Between office work, binge watching Netflix, and generally spending more time being sedentary at home this year, it’s safe to say that we’ve all spent significantly more time sitting down than we would have had it been a normal year.

And with the general consensus suggesting that ‘sitting is the new smoking,’ all this sitting around certainly doesn’t do us any favors.

That being said, you really don’t need to overhaul your lifestyle in order to counterbalance the time you spend sitting down or being sedentary—you don’t need an adjustable standing desk and you don’t need to pencil in high intensity workouts. In fact, new research suggests that a simple daily walk may be all you need to combat the effects of sitting all day.

According to the British Journal of Sports Medicine, walking for a minimum of 11 minutes a day could be enough to lessen the effects of a sedentary lifestyle.

The analysis suggests that about 30-40 minutes of moderate exercise or walking per day is the most conservative model but participants who practiced as little as 11 minutes per day did not differ in risk compared with the more active group.

In other words: if you really want to make sure you’re staying healthy, or if you’re spending most of your day sitting down, you’ll want to double- or triple that daily walk.

Something as simple as a daily walk around the block could have positive effects on many other aspects of health and wellness, too. In fact, when we spoke to fitness professionals about the benefits of walking, their positions and experience inspired us to strap on our walking shoes even more so.

Here are a handful of further benefits of taking a daily walk—and why the leisurely activity is well worth penciling into your daily routine.

It makes you happier

“Prioritizing your mental health is especially important this year. Getting out of the house to go for a walk is a great way to relieve stress and break up the monotony of quarantine,” explains New York City-based Certified Personal Trainer Zarina Briggs.

“Like other forms of cardiovascular exercise, walking releases endorphins that help improve your mood and trigger positive feelings in the body. Exercising regularly can also ease depression and anxiety.”

It helps keep your body energized—at a cellular level

“Walking it can also give us more cellular energy and create more mitochondria,” explains Health, Fitness, Nutrition Expert and TV Host, Joey Thruman.

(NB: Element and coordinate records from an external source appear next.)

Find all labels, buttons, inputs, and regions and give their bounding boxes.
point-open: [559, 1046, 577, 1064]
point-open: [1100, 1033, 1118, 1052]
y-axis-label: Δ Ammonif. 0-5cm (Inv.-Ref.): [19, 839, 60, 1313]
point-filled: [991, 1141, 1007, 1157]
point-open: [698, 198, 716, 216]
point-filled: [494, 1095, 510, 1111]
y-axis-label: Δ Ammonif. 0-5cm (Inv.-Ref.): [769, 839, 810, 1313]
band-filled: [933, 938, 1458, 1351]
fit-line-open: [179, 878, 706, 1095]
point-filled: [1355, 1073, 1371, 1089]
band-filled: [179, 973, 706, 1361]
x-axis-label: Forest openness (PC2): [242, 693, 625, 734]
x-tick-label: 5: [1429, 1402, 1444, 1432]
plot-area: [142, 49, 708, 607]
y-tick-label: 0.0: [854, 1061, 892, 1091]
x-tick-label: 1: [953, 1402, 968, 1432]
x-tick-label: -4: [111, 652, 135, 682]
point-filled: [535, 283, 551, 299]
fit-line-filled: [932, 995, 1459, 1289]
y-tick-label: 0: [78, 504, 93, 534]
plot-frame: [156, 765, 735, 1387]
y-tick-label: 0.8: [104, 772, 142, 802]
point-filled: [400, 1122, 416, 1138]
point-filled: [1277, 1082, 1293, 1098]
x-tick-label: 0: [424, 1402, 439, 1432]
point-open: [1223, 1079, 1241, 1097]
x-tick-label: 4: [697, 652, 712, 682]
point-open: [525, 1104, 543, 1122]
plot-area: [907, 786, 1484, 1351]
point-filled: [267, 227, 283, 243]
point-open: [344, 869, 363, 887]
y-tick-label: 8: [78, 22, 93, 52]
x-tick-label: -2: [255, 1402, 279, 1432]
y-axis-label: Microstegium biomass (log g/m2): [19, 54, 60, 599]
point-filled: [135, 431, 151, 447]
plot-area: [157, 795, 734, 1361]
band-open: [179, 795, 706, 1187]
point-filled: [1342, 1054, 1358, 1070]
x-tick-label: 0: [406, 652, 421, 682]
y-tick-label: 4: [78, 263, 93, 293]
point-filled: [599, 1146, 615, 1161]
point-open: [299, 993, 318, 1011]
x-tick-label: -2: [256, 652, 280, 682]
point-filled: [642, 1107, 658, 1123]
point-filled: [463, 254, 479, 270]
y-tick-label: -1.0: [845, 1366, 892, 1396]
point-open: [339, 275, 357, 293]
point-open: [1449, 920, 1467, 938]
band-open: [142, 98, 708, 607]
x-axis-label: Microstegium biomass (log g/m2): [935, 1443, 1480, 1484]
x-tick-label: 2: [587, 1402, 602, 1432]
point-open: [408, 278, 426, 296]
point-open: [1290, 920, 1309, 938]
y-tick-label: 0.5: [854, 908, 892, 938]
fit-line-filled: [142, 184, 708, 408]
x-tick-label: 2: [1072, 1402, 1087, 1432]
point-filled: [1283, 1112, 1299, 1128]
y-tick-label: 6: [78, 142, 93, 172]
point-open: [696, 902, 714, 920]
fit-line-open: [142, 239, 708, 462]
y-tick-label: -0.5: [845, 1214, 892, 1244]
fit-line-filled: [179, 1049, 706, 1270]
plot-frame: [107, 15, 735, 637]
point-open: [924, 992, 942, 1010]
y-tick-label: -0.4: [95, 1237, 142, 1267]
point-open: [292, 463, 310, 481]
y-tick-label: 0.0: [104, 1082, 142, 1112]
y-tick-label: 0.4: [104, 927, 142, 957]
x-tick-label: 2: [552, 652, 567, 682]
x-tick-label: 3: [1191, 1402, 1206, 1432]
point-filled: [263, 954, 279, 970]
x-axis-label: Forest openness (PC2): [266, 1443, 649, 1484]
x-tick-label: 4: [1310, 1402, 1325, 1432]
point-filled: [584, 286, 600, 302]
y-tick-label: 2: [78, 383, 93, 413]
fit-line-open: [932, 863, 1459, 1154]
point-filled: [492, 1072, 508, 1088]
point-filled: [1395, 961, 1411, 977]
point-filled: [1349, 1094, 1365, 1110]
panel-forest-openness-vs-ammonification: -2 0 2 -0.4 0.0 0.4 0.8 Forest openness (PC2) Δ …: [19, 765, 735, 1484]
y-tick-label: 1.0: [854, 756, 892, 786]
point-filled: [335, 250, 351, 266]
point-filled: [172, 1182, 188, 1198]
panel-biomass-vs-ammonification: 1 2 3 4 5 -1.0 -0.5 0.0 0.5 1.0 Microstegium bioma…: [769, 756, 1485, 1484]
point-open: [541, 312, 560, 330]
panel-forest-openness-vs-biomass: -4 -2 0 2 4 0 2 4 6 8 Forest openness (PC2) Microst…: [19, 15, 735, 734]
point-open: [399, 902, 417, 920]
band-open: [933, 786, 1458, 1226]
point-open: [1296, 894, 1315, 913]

“You see mitochondria is the powerhouse of our cells and if we don’t have healthy and functioning cells…well, we die. If our cells aren’t functioning to capacity and we start losing mitochondria we become tired, sluggish, and have mental health problems. You see, getting that walk in will not only help your body but your mind too!”

It will help you practice mindfulness

“While mindfulness is typically associated with formal practices such as meditation, you can bring mindfulness into any activity, including walking,” explains Dr. Jordan Duncan, Owner of Olympic Spine & Sports Rehabilitation.

“Through non-judgmental awareness of the experience of walking, for example by paying attention to your feet contacting the ground, the movement of your arms and legs, the position of your body, your breathing, and/or external sensations (e.g. the wind on your face), you can transform the simple act of walking into a mindfulness exercise.”